Clostridium perfringens, dikenal sebagai food service germ, sering ditemukan pada makanan yang disajikan massal seperti daging, ayam, atau saus yang disimpan di luar kulkas terlalu lama. Spora bakteri ini tahan panas dan bisa melepaskan racun di usus, menyebabkan diare dan kram perut 6-24 jam setelah makan. Gejala biasanya hilang dalam 1-2 hari, tetapi bisa lebih parah bagi orang dengan daya tahan tubuh rendah.
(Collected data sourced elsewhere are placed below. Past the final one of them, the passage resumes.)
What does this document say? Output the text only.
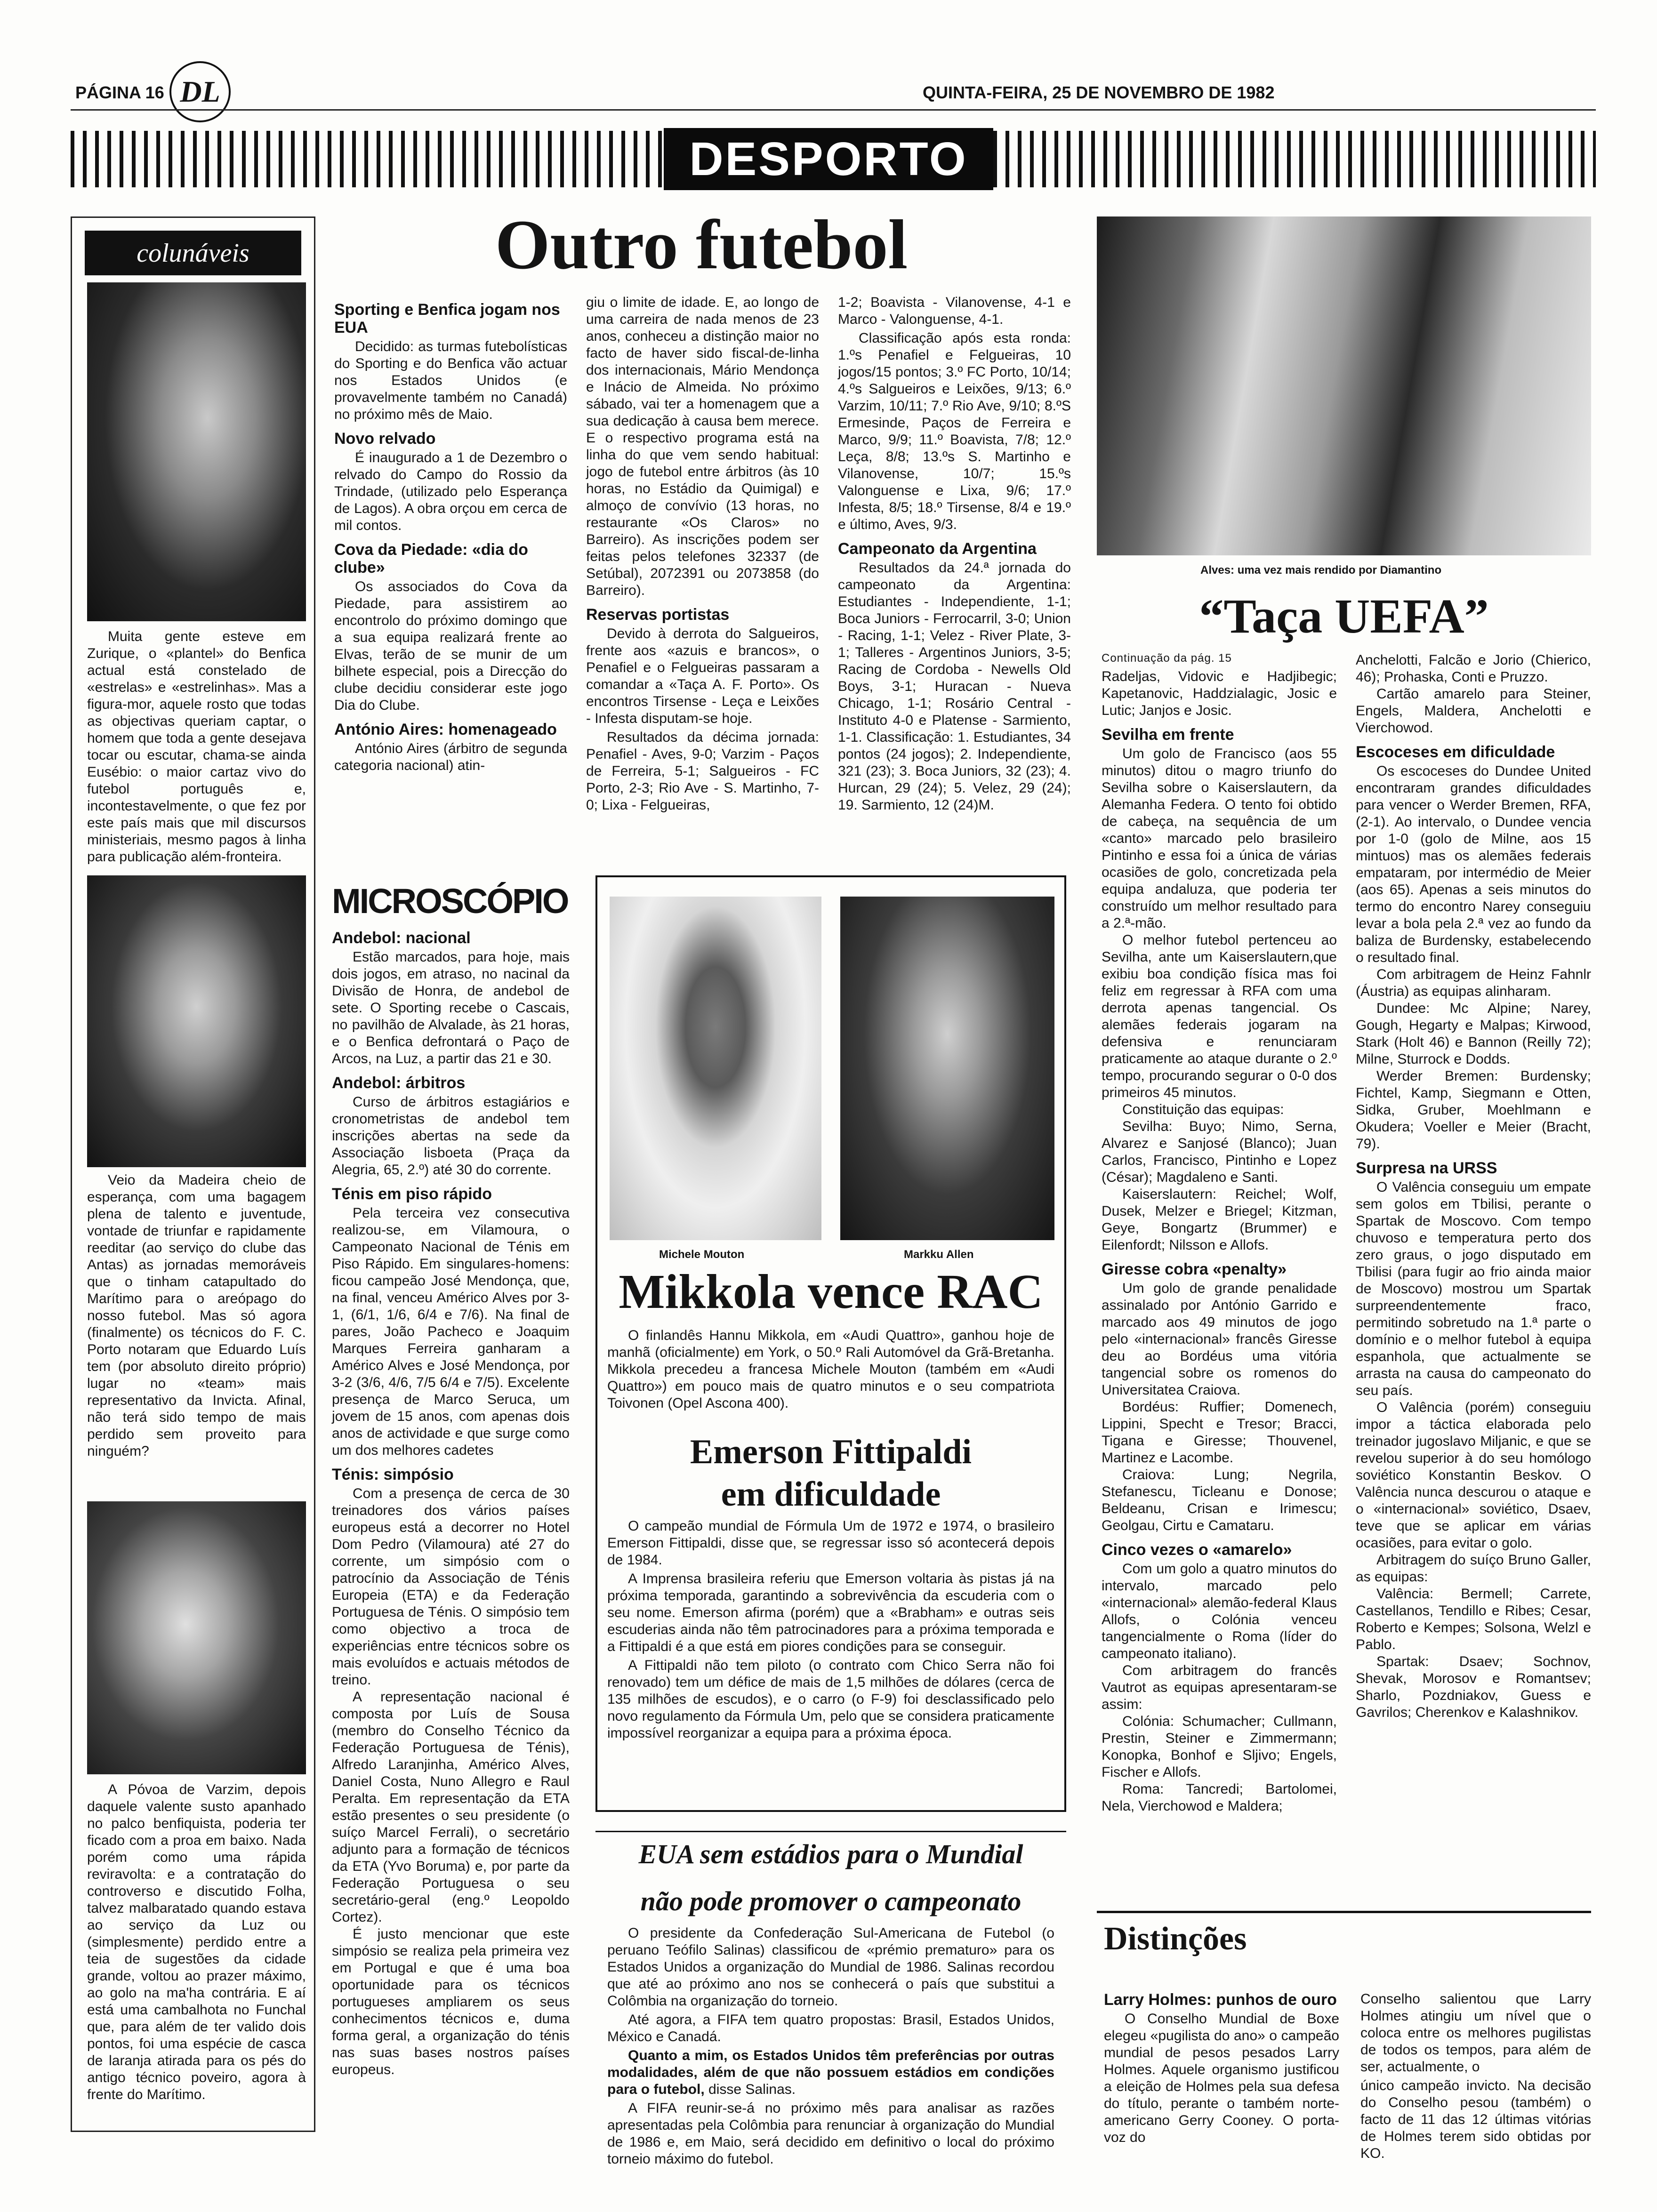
PÁGINA 16 DL	QUINTA-FEIRA, 25 DE NOVEMBRO DE 1982
DESPORTO
colunáveis

Muita gente esteve em Zurique, o «plantel» do Benfica actual está constelado de «estrelas» e «estrelinhas». Mas a figura-mor, aquele rosto que todas as objectivas queriam captar, o homem que toda a gente desejava tocar ou escutar, chama-se ainda Eusébio: o maior cartaz vivo do futebol português e, incontestavelmente, o que fez por este país mais que mil discursos ministeriais, mesmo pagos à linha para publicação além-fronteira.

Veio da Madeira cheio de esperança, com uma bagagem plena de talento e juventude, vontade de triunfar e rapidamente reeditar (ao serviço do clube das Antas) as jornadas memoráveis que o tinham catapultado do Marítimo para o areópago do nosso futebol. Mas só agora (finalmente) os técnicos do F. C. Porto notaram que Eduardo Luís tem (por absoluto direito próprio) lugar no «team» mais representativo da Invicta. Afinal, não terá sido tempo de mais perdido sem proveito para ninguém?

A Póvoa de Varzim, depois daquele valente susto apanhado no palco benfiquista, poderia ter ficado com a proa em baixo. Nada porém como uma rápida reviravolta: e a contratação do controverso e discutido Folha, talvez malbaratado quando estava ao serviço da Luz ou (simplesmente) perdido entre a teia de sugestões da cidade grande, voltou ao prazer máximo, ao golo na ma'ha contrária. E aí está uma cambalhota no Funchal que, para além de ter valido dois pontos, foi uma espécie de casca de laranja atirada para os pés do antigo técnico poveiro, agora à frente do Marítimo.

Outro futebol
Sporting e Benfica jogam nos EUA

Decidido: as turmas futebolísticas do Sporting e do Benfica vão actuar nos Estados Unidos (e provavelmente também no Canadá) no próximo mês de Maio.

Novo relvado

É inaugurado a 1 de Dezembro o relvado do Campo do Rossio da Trindade, (utilizado pelo Esperança de Lagos). A obra orçou em cerca de mil contos.

Cova da Piedade: «dia do clube»

Os associados do Cova da Piedade, para assistirem ao encontrolo do próximo domingo que a sua equipa realizará frente ao Elvas, terão de se munir de um bilhete especial, pois a Direcção do clube decidiu considerar este jogo Dia do Clube.

António Aires: homenageado

António Aires (árbitro de segunda categoria nacional) atin-

giu o limite de idade. E, ao longo de uma carreira de nada menos de 23 anos, conheceu a distinção maior no facto de haver sido fiscal-de-linha dos internacionais, Mário Mendonça e Inácio de Almeida. No próximo sábado, vai ter a homenagem que a sua dedicação à causa bem merece. E o respectivo programa está na linha do que vem sendo habitual: jogo de futebol entre árbitros (às 10 horas, no Estádio da Quimigal) e almoço de convívio (13 horas, no restaurante «Os Claros» no Barreiro). As inscrições podem ser feitas pelos telefones 32337 (de Setúbal), 2072391 ou 2073858 (do Barreiro).

Reservas portistas

Devido à derrota do Salgueiros, frente aos «azuis e brancos», o Penafiel e o Felgueiras passaram a comandar a «Taça A. F. Porto». Os encontros Tirsense - Leça e Leixões - Infesta disputam-se hoje.

Resultados da décima jornada: Penafiel - Aves, 9-0; Varzim - Paços de Ferreira, 5-1; Salgueiros - FC Porto, 2-3; Rio Ave - S. Martinho, 7-0; Lixa - Felgueiras,

1-2; Boavista - Vilanovense, 4-1 e Marco - Valonguense, 4-1.

Classificação após esta ronda: 1.ºs Penafiel e Felgueiras, 10 jogos/15 pontos; 3.º FC Porto, 10/14; 4.ºs Salgueiros e Leixões, 9/13; 6.º Varzim, 10/11; 7.º Rio Ave, 9/10; 8.ºS Ermesinde, Paços de Ferreira e Marco, 9/9; 11.º Boavista, 7/8; 12.º Leça, 8/8; 13.ºs S. Martinho e Vilanovense, 10/7; 15.ºs Valonguense e Lixa, 9/6; 17.º Infesta, 8/5; 18.º Tirsense, 8/4 e 19.º e último, Aves, 9/3.

Campeonato da Argentina

Resultados da 24.ª jornada do campeonato da Argentina: Estudiantes - Independiente, 1-1; Boca Juniors - Ferrocarril, 3-0; Union - Racing, 1-1; Velez - River Plate, 3-1; Talleres - Argentinos Juniors, 3-5; Racing de Cordoba - Newells Old Boys, 3-1; Huracan - Nueva Chicago, 1-1; Rosário Central - Instituto 4-0 e Platense - Sarmiento, 1-1. Classificação: 1. Estudiantes, 34 pontos (24 jogos); 2. Independiente, 321 (23); 3. Boca Juniors, 32 (23); 4. Hurcan, 29 (24); 5. Velez, 29 (24); 19. Sarmiento, 12 (24)M.

MICROSCÓPIO
Andebol: nacional

Estão marcados, para hoje, mais dois jogos, em atraso, no nacinal da Divisão de Honra, de andebol de sete. O Sporting recebe o Cascais, no pavilhão de Alvalade, às 21 horas, e o Benfica defrontará o Paço de Arcos, na Luz, a partir das 21 e 30.

Andebol: árbitros

Curso de árbitros estagiários e cronometristas de andebol tem inscrições abertas na sede da Associação lisboeta (Praça da Alegria, 65, 2.º) até 30 do corrente.

Ténis em piso rápido

Pela terceira vez consecutiva realizou-se, em Vilamoura, o Campeonato Nacional de Ténis em Piso Rápido. Em singulares-homens: ficou campeão José Mendonça, que, na final, venceu Américo Alves por 3-1, (6/1, 1/6, 6/4 e 7/6). Na final de pares, João Pacheco e Joaquim Marques Ferreira ganharam a Américo Alves e José Mendonça, por 3-2 (3/6, 4/6, 7/5 6/4 e 7/5). Excelente presença de Marco Seruca, um jovem de 15 anos, com apenas dois anos de actividade e que surge como um dos melhores cadetes

Ténis: simpósio

Com a presença de cerca de 30 treinadores dos vários países europeus está a decorrer no Hotel Dom Pedro (Vilamoura) até 27 do corrente, um simpósio com o patrocínio da Associação de Ténis Europeia (ETA) e da Federação Portuguesa de Ténis. O simpósio tem como objectivo a troca de experiências entre técnicos sobre os mais evoluídos e actuais métodos de treino.
A representação nacional é composta por Luís de Sousa (membro do Conselho Técnico da Federação Portuguesa de Ténis), Alfredo Laranjinha, Américo Alves, Daniel Costa, Nuno Allegro e Raul Peralta. Em representação da ETA estão presentes o seu presidente (o suíço Marcel Ferrali), o secretário adjunto para a formação de técnicos da ETA (Yvo Boruma) e, por parte da Federação Portuguesa o seu secretário-geral (eng.º Leopoldo Cortez).
É justo mencionar que este simpósio se realiza pela primeira vez em Portugal e que é uma boa oportunidade para os técnicos portugueses ampliarem os seus conhecimentos técnicos e, duma forma geral, a organização do ténis nas suas bases nostros países europeus.

Michele Mouton	Markku Allen
Mikkola vence RAC

O finlandês Hannu Mikkola, em «Audi Quattro», ganhou hoje de manhã (oficialmente) em York, o 50.º Rali Automóvel da Grã-Bretanha. Mikkola precedeu a francesa Michele Mouton (também em «Audi Quattro») em pouco mais de quatro minutos e o seu compatriota Toivonen (Opel Ascona 400).

Emerson Fittipaldi
em dificuldade

O campeão mundial de Fórmula Um de 1972 e 1974, o brasileiro Emerson Fittipaldi, disse que, se regressar isso só acontecerá depois de 1984.

A Imprensa brasileira referiu que Emerson voltaria às pistas já na próxima temporada, garantindo a sobrevivência da escuderia com o seu nome. Emerson afirma (porém) que a «Brabham» e outras seis escuderias ainda não têm patrocinadores para a próxima temporada e a Fittipaldi é a que está em piores condições para se conseguir.

A Fittipaldi não tem piloto (o contrato com Chico Serra não foi renovado) tem um défice de mais de 1,5 milhões de dólares (cerca de 135 milhões de escudos), e o carro (o F-9) foi desclassificado pelo novo regulamento da Fórmula Um, pelo que se considera praticamente impossível reorganizar a equipa para a próxima época.

EUA sem estádios para o Mundial
não pode promover o campeonato

O presidente da Confederação Sul-Americana de Futebol (o peruano Teófilo Salinas) classificou de «prémio prematuro» para os Estados Unidos a organização do Mundial de 1986. Salinas recordou que até ao próximo ano nos se conhecerá o país que substitui a Colômbia na organização do torneio.

Até agora, a FIFA tem quatro propostas: Brasil, Estados Unidos, México e Canadá.

Quanto a mim, os Estados Unidos têm preferências por outras modalidades, além de que não possuem estádios em condições para o futebol, disse Salinas.

A FIFA reunir-se-á no próximo mês para analisar as razões apresentadas pela Colômbia para renunciar à organização do Mundial de 1986 e, em Maio, será decidido em definitivo o local do próximo torneio máximo do futebol.

Alves: uma vez mais rendido por Diamantino
“Taça UEFA”
Continuação da pág. 15

Radeljas, Vidovic e Hadjibegic; Kapetanovic, Haddzialagic, Josic e Lutic; Janjos e Josic.

Sevilha em frente

Um golo de Francisco (aos 55 minutos) ditou o magro triunfo do Sevilha sobre o Kaiserslautern, da Alemanha Federa. O tento foi obtido de cabeça, na sequência de um «canto» marcado pelo brasileiro Pintinho e essa foi a única de várias ocasiões de golo, concretizada pela equipa andaluza, que poderia ter construído um melhor resultado para a 2.ª-mão.
O melhor futebol pertenceu ao Sevilha, ante um Kaiserslautern,que exibiu boa condição física mas foi feliz em regressar à RFA com uma derrota apenas tangencial. Os alemães federais jogaram na defensiva e renunciaram praticamente ao ataque durante o 2.º tempo, procurando segurar o 0-0 dos primeiros 45 minutos.
Constituição das equipas:
Sevilha: Buyo; Nimo, Serna, Alvarez e Sanjosé (Blanco); Juan Carlos, Francisco, Pintinho e Lopez (César); Magdaleno e Santi.
Kaiserslautern: Reichel; Wolf, Dusek, Melzer e Briegel; Kitzman, Geye, Bongartz (Brummer) e Eilenfordt; Nilsson e Allofs.

Giresse cobra «penalty»

Um golo de grande penalidade assinalado por António Garrido e marcado aos 49 minutos de jogo pelo «internacional» francês Giresse deu ao Bordéus uma vitória tangencial sobre os romenos do Universitatea Craiova.
Bordéus: Ruffier; Domenech, Lippini, Specht e Tresor; Bracci, Tigana e Giresse; Thouvenel, Martinez e Lacombe.
Craiova: Lung; Negrila, Stefanescu, Ticleanu e Donose; Beldeanu, Crisan e Irimescu; Geolgau, Cirtu e Camataru.

Cinco vezes o «amarelo»

Com um golo a quatro minutos do intervalo, marcado pelo «internacional» alemão-federal Klaus Allofs, o Colónia venceu tangencialmente o Roma (líder do campeonato italiano).
Com arbitragem do francês Vautrot as equipas apresentaram-se assim:
Colónia: Schumacher; Cullmann, Prestin, Steiner e Zimmermann; Konopka, Bonhof e Sljivo; Engels, Fischer e Allofs.
Roma: Tancredi; Bartolomei, Nela, Vierchowod e Maldera;

Anchelotti, Falcão e Jorio (Chierico, 46); Prohaska, Conti e Pruzzo.
Cartão amarelo para Steiner, Engels, Maldera, Anchelotti e Vierchowod.

Escoceses em dificuldade

Os escoceses do Dundee United encontraram grandes dificuldades para vencer o Werder Bremen, RFA, (2-1). Ao intervalo, o Dundee vencia por 1-0 (golo de Milne, aos 15 mintuos) mas os alemães federais empataram, por intermédio de Meier (aos 65). Apenas a seis minutos do termo do encontro Narey conseguiu levar a bola pela 2.ª vez ao fundo da baliza de Burdensky, estabelecendo o resultado final.
Com arbitragem de Heinz Fahnlr (Áustria) as equipas alinharam.
Dundee: Mc Alpine; Narey, Gough, Hegarty e Malpas; Kirwood, Stark (Holt 46) e Bannon (Reilly 72); Milne, Sturrock e Dodds.
Werder Bremen: Burdensky; Fichtel, Kamp, Siegmann e Otten, Sidka, Gruber, Moehlmann e Okudera; Voeller e Meier (Bracht, 79).

Surpresa na URSS

O Valência conseguiu um empate sem golos em Tbilisi, perante o Spartak de Moscovo. Com tempo chuvoso e temperatura perto dos zero graus, o jogo disputado em Tbilisi (para fugir ao frio ainda maior de Moscovo) mostrou um Spartak surpreendentemente fraco, permitindo sobretudo na 1.ª parte o domínio e o melhor futebol à equipa espanhola, que actualmente se arrasta na causa do campeonato do seu país.
O Valência (porém) conseguiu impor a táctica elaborada pelo treinador jugoslavo Miljanic, e que se revelou superior à do seu homólogo soviético Konstantin Beskov. O Valência nunca descurou o ataque e o «internacional» soviético, Dsaev, teve que se aplicar em várias ocasiões, para evitar o golo.
Arbitragem do suíço Bruno Galler, as equipas:
Valência: Bermell; Carrete, Castellanos, Tendillo e Ribes; Cesar, Roberto e Kempes; Solsona, Welzl e Pablo.
Spartak: Dsaev; Sochnov, Shevak, Morosov e Romantsev; Sharlo, Pozdniakov, Guess e Gavrilos; Cherenkov e Kalashnikov.

Distinções
Larry Holmes: punhos de ouro

O Conselho Mundial de Boxe elegeu «pugilista do ano» o campeão mundial de pesos pesados Larry Holmes. Aquele organismo justificou a eleição de Holmes pela sua defesa do título, perante o também norte-americano Gerry Cooney. O porta-voz do

Conselho salientou que Larry Holmes atingiu um nível que o coloca entre os melhores pugilistas de todos os tempos, para além de ser, actualmente, o

único campeão invicto. Na decisão do Conselho pesou (também) o facto de 11 das 12 últimas vitórias de Holmes terem sido obtidas por KO.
Maraknya kasus keracunan MBG menunjukkan betapa pentingnya keamanan pangan. Lima bakteri utama—Bacillus cereus, Escherichia coli, Salmonella, Staphylococcus aureus, dan Clostridium perfringens—mampu menimbulkan masalah serius, terutama saat makanan disiapkan massal tanpa standar higiene yang ketat. Program Makan Bergizi Gratis memang bermanfaat, tetapi tanpa pengawasan yang baik, ia bisa menjadi ancaman kesehatan bagi anak sekolah. Nutrisi penting, tetapi keamanan pangan adalah fondasi yang tidak kalah krusial.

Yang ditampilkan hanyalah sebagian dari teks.